Whether or not that was the intention, it seemed certain that the opener would eventually have some impact on starters' salaries. The only surprise is that "eventually" might have already arrived. A handful of teams have been asked about implementing the opener during the Winter Meetings and replied either affirmatively or with a nod toward considering it in due time. To wit:

For those keeping score, that's a sixth of the league considering a radical shift in approach. Sure, not all of them were going to be high rollers this winter, and a few are still rumored to be interested in starting pitchers -- the Rays have been linked to Charlie Morton, for instance -- but you can see how this could result in another frosty offseason for certain mid-rotation arms, if not this winter, then in a year or two when half the league or more is co-opting the opener.

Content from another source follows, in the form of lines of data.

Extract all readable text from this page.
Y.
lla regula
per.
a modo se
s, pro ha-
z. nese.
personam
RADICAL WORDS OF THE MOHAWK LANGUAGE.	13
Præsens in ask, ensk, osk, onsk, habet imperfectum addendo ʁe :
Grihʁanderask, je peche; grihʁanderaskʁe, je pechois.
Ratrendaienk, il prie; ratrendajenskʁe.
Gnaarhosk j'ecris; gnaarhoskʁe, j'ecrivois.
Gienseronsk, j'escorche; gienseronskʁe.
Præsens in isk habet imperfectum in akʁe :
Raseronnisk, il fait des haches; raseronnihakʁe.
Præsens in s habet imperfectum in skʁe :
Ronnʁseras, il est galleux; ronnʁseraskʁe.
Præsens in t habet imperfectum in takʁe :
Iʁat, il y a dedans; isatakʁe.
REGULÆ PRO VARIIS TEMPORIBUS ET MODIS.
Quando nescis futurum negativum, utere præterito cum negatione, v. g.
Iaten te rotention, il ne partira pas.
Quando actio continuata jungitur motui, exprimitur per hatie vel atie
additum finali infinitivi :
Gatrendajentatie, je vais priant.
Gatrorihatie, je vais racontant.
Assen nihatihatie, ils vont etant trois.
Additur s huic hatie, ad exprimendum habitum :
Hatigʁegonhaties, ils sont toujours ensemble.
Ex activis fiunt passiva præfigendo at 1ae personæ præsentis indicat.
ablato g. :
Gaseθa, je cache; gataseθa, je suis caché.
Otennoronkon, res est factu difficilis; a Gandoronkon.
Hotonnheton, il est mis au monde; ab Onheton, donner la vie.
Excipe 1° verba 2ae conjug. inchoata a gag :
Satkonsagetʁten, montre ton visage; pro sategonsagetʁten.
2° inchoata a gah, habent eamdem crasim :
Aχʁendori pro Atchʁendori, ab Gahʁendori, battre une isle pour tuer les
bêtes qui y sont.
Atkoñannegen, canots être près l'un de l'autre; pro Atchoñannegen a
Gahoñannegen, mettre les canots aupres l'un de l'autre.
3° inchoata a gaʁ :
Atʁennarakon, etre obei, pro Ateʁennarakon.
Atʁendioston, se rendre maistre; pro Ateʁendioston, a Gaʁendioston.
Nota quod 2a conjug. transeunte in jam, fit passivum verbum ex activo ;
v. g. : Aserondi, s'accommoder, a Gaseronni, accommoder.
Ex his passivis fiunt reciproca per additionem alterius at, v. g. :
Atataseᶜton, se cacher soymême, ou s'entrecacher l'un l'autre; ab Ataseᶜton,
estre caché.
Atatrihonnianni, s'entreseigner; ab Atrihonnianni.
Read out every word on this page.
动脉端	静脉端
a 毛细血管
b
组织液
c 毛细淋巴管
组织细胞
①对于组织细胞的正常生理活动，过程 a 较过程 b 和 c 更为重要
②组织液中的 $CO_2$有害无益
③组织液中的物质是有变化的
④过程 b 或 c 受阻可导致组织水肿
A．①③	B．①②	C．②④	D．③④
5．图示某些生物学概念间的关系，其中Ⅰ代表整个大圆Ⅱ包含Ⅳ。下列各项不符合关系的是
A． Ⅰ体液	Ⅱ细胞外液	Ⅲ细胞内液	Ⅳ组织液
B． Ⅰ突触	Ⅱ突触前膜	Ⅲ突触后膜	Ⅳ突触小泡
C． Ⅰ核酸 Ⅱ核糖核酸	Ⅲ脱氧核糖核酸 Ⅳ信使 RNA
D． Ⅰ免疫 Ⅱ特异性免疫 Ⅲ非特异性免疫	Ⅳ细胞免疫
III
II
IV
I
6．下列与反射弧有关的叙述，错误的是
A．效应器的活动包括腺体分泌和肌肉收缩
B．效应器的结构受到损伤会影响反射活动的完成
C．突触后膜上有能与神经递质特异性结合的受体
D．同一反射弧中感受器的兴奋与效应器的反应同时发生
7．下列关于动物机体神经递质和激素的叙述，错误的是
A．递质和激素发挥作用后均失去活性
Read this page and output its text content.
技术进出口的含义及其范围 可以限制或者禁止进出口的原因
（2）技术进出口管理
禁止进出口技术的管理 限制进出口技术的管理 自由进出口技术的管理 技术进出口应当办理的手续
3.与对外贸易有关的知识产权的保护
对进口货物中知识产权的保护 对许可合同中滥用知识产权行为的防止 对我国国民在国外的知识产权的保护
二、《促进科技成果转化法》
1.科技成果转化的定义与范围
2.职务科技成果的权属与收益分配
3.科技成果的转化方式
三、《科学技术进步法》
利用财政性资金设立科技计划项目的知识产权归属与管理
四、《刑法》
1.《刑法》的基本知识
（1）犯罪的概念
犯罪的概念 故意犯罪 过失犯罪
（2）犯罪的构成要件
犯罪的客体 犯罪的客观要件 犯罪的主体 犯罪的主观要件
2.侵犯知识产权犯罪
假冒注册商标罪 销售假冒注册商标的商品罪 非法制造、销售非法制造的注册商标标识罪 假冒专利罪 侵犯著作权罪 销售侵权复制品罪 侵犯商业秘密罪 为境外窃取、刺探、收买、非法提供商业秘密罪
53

Obviously you can argue this is the natural evolution of baseball; that it's not too different from platooning hitters or using defensive subs; that the pitchers who are shunned for openers are those who are too flawed in some regard or another and so on. But the reality is that we don't even have a great way of judging how effective the opener was for the Rays. Just looking at the combined raw totals wouldn't seem to do the trick. (Though, for those wondering, the openers combined for a 3.91 ERA in starts -- equal to or worse than the marks posted by "bulk pitchers" such as Ryan Yarbrough and Yonny Chirinos.)

Maybe teams have done the math to a greater extent -- comparing how the Rays' pitchers performed versus a simulation of how they would've performed if used traditionally, or something along those lines -- yet there are sample size caveats to consider. Besides, it doesn't help that many of the teams rushing to embrace the opener are among the game's stingiest -- the Rays, Athletics and Pirates rank in the bottom five in tax dollars, per Cot's Contracts. Desperation might breed innovation, but no one ever said what the desperation concerned.

We'll see how the winter plays out. Just don't be surprised if the opener becomes more of a talking point for reasons that have more to do with dollars than wins.